Veganism is more than diet however. I was determined not to buy products tested on animals or that used animal parts such as fur or leather. I also tend to be an environmentally conscious person. I didn’t want to waste things or buy more petroleum-based products. I didn’t own any fur but I did own leather shoes, belts, and had a leather wallet. I decided to use them until they wore out enough to warrant replacement. It didn’t help the animals for me to throw out things I already had and buy new things. I also didn’t have the budget for that. After a month, I randomly decided to step on a scale. I was incredibly surprised to see that I had lost weight! I guess I did feel better but I was eating high-fat, high-carb foods. I was even eating way more french fries than ever as I was still figuring out what I could eat at regular restaurants with my friends. Still, I had lost a total of 8 lbs without even trying. And no, I was not exercising more; same old lazy, hate-to-workout me.
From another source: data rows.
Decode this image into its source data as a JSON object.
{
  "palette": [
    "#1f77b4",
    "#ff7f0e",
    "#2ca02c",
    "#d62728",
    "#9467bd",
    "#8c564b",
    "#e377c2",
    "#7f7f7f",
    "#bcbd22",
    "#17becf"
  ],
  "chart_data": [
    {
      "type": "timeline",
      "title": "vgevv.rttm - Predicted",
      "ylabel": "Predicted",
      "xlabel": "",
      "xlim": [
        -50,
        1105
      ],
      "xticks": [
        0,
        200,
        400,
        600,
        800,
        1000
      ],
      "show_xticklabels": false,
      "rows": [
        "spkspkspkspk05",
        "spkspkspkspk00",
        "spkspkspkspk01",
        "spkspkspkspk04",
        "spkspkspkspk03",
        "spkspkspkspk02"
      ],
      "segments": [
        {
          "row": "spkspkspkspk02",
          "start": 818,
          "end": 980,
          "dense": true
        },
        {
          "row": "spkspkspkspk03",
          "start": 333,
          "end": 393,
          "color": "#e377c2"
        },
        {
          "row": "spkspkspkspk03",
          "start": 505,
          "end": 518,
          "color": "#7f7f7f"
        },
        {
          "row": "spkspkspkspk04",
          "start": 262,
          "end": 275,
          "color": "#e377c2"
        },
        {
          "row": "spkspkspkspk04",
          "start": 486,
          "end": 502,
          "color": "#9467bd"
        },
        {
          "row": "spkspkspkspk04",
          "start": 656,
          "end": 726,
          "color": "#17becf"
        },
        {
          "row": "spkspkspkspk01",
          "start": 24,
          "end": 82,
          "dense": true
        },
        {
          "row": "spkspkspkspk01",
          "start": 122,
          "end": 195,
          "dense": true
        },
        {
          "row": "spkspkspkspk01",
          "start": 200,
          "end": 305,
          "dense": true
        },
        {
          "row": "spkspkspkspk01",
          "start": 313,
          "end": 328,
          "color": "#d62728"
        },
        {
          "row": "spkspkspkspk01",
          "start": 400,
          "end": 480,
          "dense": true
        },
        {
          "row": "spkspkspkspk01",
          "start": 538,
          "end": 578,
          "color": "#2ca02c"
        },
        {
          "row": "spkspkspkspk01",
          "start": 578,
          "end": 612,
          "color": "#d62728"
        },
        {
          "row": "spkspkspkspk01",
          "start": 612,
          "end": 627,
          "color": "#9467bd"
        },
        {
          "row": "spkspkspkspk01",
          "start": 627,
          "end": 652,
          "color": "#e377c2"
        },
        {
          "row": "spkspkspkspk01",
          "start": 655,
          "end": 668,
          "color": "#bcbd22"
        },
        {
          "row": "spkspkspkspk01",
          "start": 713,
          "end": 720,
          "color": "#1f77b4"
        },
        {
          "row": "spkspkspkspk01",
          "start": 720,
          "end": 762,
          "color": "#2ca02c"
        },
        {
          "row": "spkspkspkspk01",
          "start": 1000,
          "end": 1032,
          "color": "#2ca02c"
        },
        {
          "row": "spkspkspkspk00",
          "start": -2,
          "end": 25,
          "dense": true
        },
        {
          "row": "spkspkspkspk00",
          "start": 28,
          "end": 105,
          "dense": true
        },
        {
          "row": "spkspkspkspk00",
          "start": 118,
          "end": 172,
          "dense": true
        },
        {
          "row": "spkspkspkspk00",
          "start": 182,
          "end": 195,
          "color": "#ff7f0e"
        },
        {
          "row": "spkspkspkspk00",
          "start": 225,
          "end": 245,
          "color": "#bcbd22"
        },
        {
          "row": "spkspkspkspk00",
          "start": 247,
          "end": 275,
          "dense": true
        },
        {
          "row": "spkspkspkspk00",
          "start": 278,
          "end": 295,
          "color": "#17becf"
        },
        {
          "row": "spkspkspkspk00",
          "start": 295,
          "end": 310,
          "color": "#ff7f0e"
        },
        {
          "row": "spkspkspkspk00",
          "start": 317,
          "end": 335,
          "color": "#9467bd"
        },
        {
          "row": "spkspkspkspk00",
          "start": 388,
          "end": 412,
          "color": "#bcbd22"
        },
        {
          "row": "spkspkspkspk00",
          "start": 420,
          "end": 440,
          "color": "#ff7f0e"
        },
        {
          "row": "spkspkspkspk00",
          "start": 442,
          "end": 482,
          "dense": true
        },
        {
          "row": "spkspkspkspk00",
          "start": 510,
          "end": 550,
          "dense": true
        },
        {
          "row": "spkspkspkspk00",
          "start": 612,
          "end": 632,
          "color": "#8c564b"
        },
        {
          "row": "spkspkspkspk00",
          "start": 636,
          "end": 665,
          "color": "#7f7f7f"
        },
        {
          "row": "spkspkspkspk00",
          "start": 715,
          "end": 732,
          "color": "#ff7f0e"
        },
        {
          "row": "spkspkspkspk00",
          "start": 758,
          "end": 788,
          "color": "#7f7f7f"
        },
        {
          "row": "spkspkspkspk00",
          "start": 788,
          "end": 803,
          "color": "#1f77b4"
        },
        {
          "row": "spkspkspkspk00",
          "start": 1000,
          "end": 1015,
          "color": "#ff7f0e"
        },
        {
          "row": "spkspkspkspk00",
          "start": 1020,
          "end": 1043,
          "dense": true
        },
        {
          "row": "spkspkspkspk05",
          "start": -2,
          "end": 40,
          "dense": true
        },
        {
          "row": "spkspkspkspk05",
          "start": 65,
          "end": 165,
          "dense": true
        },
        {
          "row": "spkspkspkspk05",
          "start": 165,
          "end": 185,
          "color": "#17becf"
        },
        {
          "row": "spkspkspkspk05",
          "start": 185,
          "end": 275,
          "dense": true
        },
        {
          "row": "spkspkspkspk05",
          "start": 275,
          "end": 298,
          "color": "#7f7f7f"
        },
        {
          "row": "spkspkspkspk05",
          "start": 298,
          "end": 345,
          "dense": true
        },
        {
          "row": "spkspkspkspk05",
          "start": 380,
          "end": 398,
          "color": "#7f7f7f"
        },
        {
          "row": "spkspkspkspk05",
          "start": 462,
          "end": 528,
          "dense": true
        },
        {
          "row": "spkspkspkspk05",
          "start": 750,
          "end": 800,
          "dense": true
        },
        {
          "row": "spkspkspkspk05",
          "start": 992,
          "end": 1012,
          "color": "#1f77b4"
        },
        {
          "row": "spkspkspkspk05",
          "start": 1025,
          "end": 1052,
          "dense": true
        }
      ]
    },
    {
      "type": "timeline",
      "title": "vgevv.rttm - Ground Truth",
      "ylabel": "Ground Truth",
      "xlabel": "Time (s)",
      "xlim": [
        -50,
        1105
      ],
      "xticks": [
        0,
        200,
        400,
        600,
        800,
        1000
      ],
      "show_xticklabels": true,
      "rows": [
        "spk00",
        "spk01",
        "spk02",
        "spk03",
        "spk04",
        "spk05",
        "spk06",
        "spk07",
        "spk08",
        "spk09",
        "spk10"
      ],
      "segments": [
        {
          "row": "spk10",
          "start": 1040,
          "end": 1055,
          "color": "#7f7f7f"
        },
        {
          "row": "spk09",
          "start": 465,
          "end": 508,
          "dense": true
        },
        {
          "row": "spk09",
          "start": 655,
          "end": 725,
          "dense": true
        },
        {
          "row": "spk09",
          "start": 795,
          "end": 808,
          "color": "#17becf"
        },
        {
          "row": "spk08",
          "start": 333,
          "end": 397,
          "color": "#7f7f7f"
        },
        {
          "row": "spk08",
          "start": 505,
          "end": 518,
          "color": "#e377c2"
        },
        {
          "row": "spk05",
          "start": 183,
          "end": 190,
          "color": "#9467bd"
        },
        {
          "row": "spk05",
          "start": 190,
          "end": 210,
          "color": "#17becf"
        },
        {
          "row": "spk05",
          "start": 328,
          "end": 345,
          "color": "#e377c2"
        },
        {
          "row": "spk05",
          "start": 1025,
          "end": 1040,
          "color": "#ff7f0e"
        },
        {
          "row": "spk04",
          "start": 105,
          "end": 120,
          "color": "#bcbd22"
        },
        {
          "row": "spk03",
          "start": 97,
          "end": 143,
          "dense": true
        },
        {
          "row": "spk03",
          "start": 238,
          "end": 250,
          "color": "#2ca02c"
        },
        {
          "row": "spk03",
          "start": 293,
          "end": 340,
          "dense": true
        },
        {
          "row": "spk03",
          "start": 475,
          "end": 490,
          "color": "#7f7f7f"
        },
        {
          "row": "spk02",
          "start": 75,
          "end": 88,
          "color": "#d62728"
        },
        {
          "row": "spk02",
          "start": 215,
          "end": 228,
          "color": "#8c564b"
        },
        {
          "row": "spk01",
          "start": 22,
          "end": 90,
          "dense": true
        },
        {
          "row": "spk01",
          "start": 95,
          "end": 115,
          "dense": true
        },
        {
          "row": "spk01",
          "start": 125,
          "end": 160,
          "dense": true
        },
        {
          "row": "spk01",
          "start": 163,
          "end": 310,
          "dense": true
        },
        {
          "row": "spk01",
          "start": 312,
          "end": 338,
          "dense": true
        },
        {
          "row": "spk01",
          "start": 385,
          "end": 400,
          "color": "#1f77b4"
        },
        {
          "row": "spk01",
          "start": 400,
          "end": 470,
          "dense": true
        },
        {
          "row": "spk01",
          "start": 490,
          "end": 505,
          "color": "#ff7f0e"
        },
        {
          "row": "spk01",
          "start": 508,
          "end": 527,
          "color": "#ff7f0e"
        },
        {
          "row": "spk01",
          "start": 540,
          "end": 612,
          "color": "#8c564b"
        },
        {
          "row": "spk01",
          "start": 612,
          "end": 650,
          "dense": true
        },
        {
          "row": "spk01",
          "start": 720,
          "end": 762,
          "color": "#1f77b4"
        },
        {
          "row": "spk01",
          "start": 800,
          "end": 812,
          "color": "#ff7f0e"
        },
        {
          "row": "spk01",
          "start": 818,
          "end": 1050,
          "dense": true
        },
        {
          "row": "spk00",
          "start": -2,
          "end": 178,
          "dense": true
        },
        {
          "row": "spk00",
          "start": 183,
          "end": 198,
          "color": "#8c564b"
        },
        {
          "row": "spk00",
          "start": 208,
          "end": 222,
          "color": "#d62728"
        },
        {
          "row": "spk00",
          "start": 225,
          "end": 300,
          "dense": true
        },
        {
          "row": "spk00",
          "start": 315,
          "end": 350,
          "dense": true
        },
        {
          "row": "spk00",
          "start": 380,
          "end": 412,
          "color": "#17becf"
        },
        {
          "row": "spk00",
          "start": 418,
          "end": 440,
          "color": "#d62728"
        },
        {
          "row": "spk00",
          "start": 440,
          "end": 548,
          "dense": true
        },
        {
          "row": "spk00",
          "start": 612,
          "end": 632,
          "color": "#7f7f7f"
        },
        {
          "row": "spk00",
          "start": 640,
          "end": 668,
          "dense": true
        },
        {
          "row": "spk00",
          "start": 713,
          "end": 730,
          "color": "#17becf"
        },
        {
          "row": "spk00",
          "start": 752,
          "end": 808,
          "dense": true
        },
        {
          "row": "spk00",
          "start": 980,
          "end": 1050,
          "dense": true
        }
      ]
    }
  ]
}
After realizing how easy it was to stay vegan and how my body was thanking me for it, I was able to think through the ethical implications of using animals, however “humanely.” I wrote about it here. The gist is that since I can survive (and indeed, thive!) while leading a vegan lifestyle, coupled with the fact that I love living and wouldn’t want my life taken away by another, I came to the conclusion that I shouldn’t take the lives of other sentient creatures or contribute to their exploitation. I don’t know if I will ever understand why I didn’t make this connection earlier. I do know that it took me a long time and a mix of experiences that brought me to this point. Therefore, I will never judge others for not going vegetarian or vegan. I hope that by showing people that thriving on a vegan lifestyle is possible and actually quite wonderful, more people will be encouraged to make compassionate choices.

I do believe that my purpose in life is to simply love others, to feel the love of others, and to encourage others to be loving. Living a vegan lifestyle helps me do that.